Sunday, August 15, 2010

Visual Basic's Basics #1

The target audience for this blog is not computer experts, but normal 21st century office works that use computers for their day to day needs, and are looking to increase their productivity through automation. I’m not an expert myself, so what I write may not be the most accurate or efficient way to do things. I just want it to work, and that’s you want too. So, on to the lesson.

The best way to learn about VBA is to record Macros and then look at the automatically generated code. Even if you don't know how to code, you will start to understand how everything works and suddenly you will be confident enough to try to change some lines.

Unfortunately, Outlook doesn't have a native Macro recording feature, so start with Excel.

Note: I'm going to assume you are using Office 2007 or Office 2010, because, really, you shouldn't be using 2003 anymore.

Step 1:

If you don't have it yet, add the Developer tab to your Ribbon. Go to Excel Options.

Step 2:

Go to the developer tab and select “Record Macro”. Enter something in Cell B2 and select “Stop Recording”

Step 3:

To look at the code, select “Macros” and then “Edit”. This will show up:

Sub Macro1()
' Macro1 Macro

ActiveCell.FormulaR1C1 = "something"
End Sub

As you can see, it is quite easy to adapt this code. Instead of "something", you wanted enter "some other thing"? No need to record the macro all over again, just edit the text!

Some explanations:

-“Sub” is used to define and name the macro. “End Sub” is used to, you guessed it, end the macro.

-Text after ‘ is a comment. That means you can write whatever you want, except code. You should use comments to remind yourself (and others that may look at the code in the future) what it is supposed to do. For instance, in my previous post, I wrote:
'Selects incomplete tasks from your default tasks folder

You’ll find out pretty soon that writing clear comments is a good practice. Otherwise you will feel lost when you look at old code, even if it is your own.

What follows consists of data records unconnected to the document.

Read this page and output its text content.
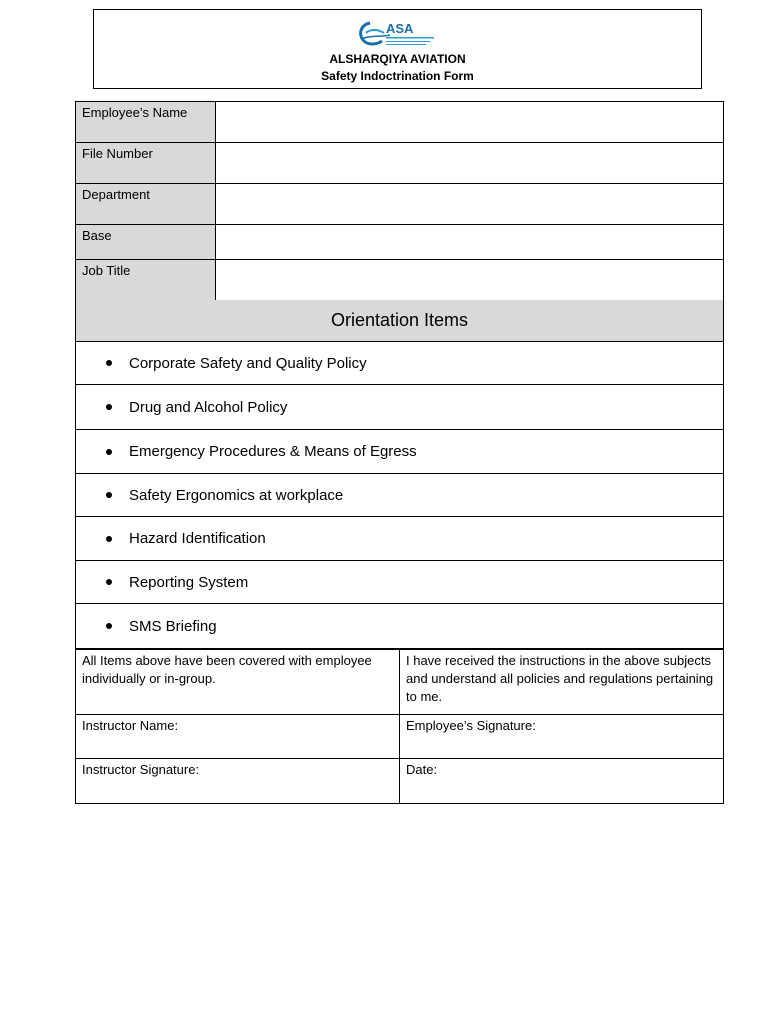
ASA
ALSHARQIYA AVIATION
Safety Indoctrination Form
Employee’s Name	
File Number	
Department	
Base	
Job Title	
Orientation Items
Corporate Safety and Quality Policy
Drug and Alcohol Policy
Emergency Procedures & Means of Egress
Safety Ergonomics at workplace
Hazard Identification
Reporting System
SMS Briefing
All Items above have been covered with employee individually or in-group.	I have received the instructions in the above subjects and understand all policies and regulations pertaining to me.
Instructor Name:	Employee’s Signature:
Instructor Signature:	Date:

-Things in VBA are “Objects”. A menu is an object, a cell is an object, a sheet is an object, a workbook is an object. In this case, Range(“B2”) and ActiveCell are objects. There are many types of objects, and each type is associated to a set of “Methods” and “Properties”.

-A Method is an action that can be performed on an object. In this case, the Select Method selects the object Range("B2").

-Properties describe objects. You are able to change most properties, while some are read only. In this case, FormulaR1C1 is a property, which we change to "something".

Both Methods and Properties are used with a specific object, separated by a period (object.method or

There some others concepts in VBA programming, like Functions and Variables, which we will talk about in the future, but these are the most important for you to start to understand Visual Basic.